Hotel development implodes in Bay Area and California due to economy: new report
Hotel development implodes in Bay Area and California due to economy: new report
Lousy market torpedoes hotel projects and openings statewide
By GEORGE AVALOS | gavalos@bayareanewsgroup.com | Bay Area News Group
PUBLISHED: January 17, 2024 at 1:50 p.m. | UPDATED: January 18, 2024 at 6:17 a.m.
SAN JOSE — Hotel construction and new openings have cratered in the Bay Area and throughout California, fresh evidence of a brutal commercial real estate market statewide, a new report shows.
The post-coronavirus pandemic struggles for the lodging sector appear to have eroded the hotel market in a big way, according to a yearly survey released by Irvine-based Atlas Hospitality Group.
“The rapid increase in interest rates, together with lenders pulling away from making hotel construction loans is definitely having a negative impact on hotel development in California,” Atlas Hospitality stated in its report.
An estimated 17 hotels with a combined total of 1,987 rooms were constructed in 2023 in the Bay Area, the Atlas Hospitality report determined.
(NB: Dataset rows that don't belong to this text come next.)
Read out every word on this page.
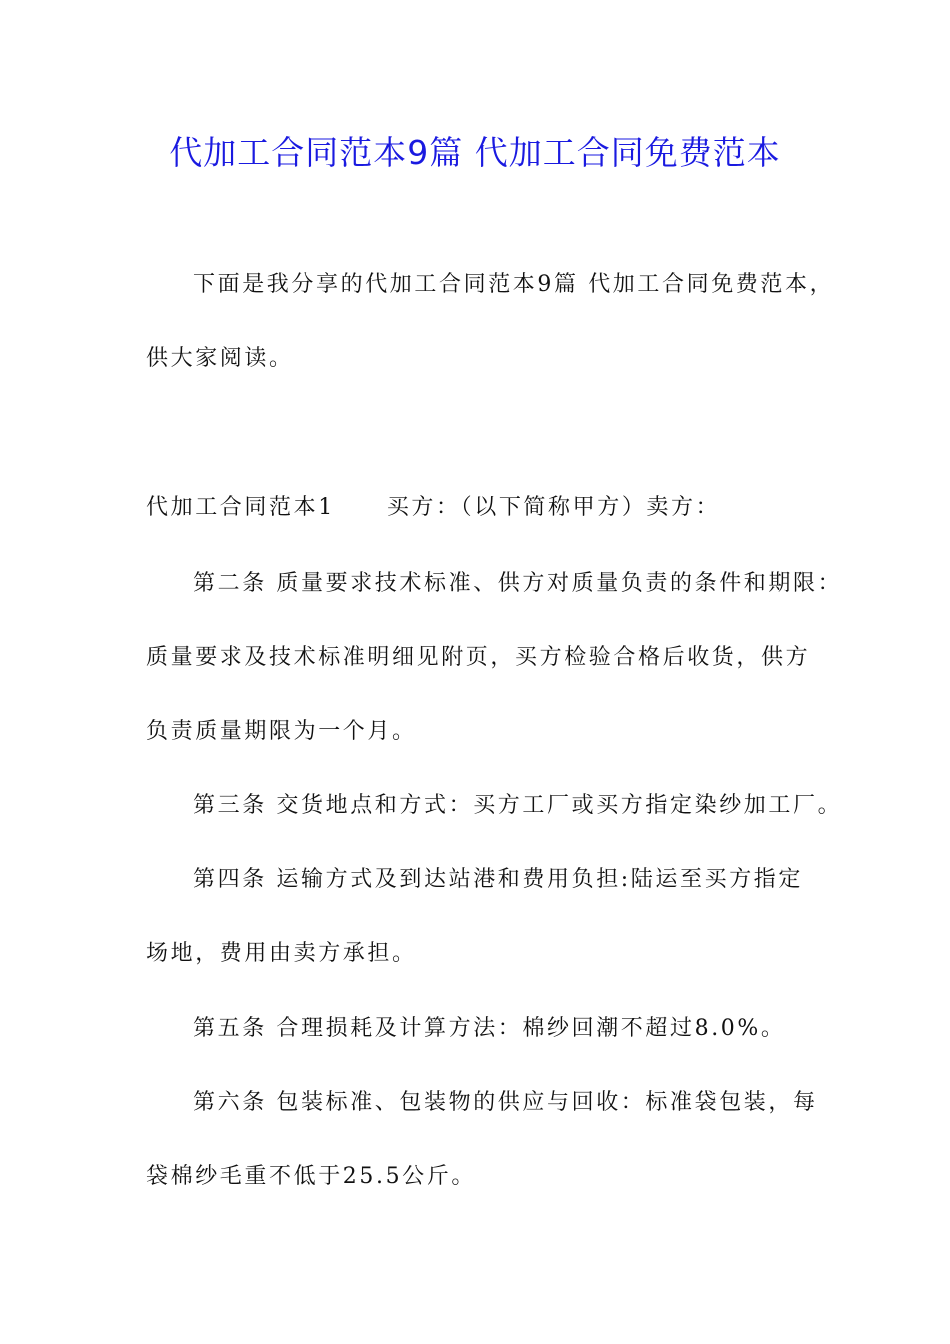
代加工合同范本9篇 代加工合同免费范本
下面是我分享的代加工合同范本9篇 代加工合同免费范本，
供大家阅读。
代加工合同范本1 买方：（以下简称甲方）卖方：
第二条 质量要求技术标准、供方对质量负责的条件和期限：
质量要求及技术标准明细见附页，买方检验合格后收货，供方
负责质量期限为一个月。
第三条 交货地点和方式：买方工厂或买方指定染纱加工厂。
第四条 运输方式及到达站港和费用负担:陆运至买方指定
场地，费用由卖方承担。
第五条 合理损耗及计算方法：棉纱回潮不超过8.0%。
第六条 包装标准、包装物的供应与回收：标准袋包装，每
袋棉纱毛重不低于25.5公斤。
Those numbers represent a sharp decline from Bay Area totals for 2022, when 25 hotels with a combined total of 2,709 rooms were built, according to Atlas Hospitality, which tracks the California lodging market.
In 2023, the number of hotels built in the Bay Area plunged 32% from 2022, while the number of constructed rooms fell 26.7%, this news organization’s analysis of the Atlas Hospitality report shows.
Construction financing has become scarce at best for those who wish to develop a new hotel.
“For those developers who have hotel projects in planning but have not yet obtained financing, we predict that very few will move forward,” Atlas Hospitality stated in the report.
The only hotel to open in 2023 in Santa Clara County was the La Quinta Inn & Suites by Wyndham at 1036 North Fourth Street in San Jose.
Oakland, another former hotbed for new hotel development, saw just two hotel openings in 2023. One of those was the AC Hotel by Marriott at 1431 Jefferson Street downtown.
The outbreak of the coronavirus — and the accompanying business shutdowns that government agencies ordered in a quest to combat the spread of the deadly virus — devastated the worldwide lodging market by chasing away hotel guests.
One unexpected silver lining: The hotel market is in such bad shape that property owners have launched a growing number of efforts to convert their hotels to sites for affordable, supportive or student housing.
In downtown San Jose, the former southern tower of the Signia by Hilton was bought by a Bay Area real estate firm that is working to convert the building into a tower with enough rooms to accommodate 800 or more San Jose State University students.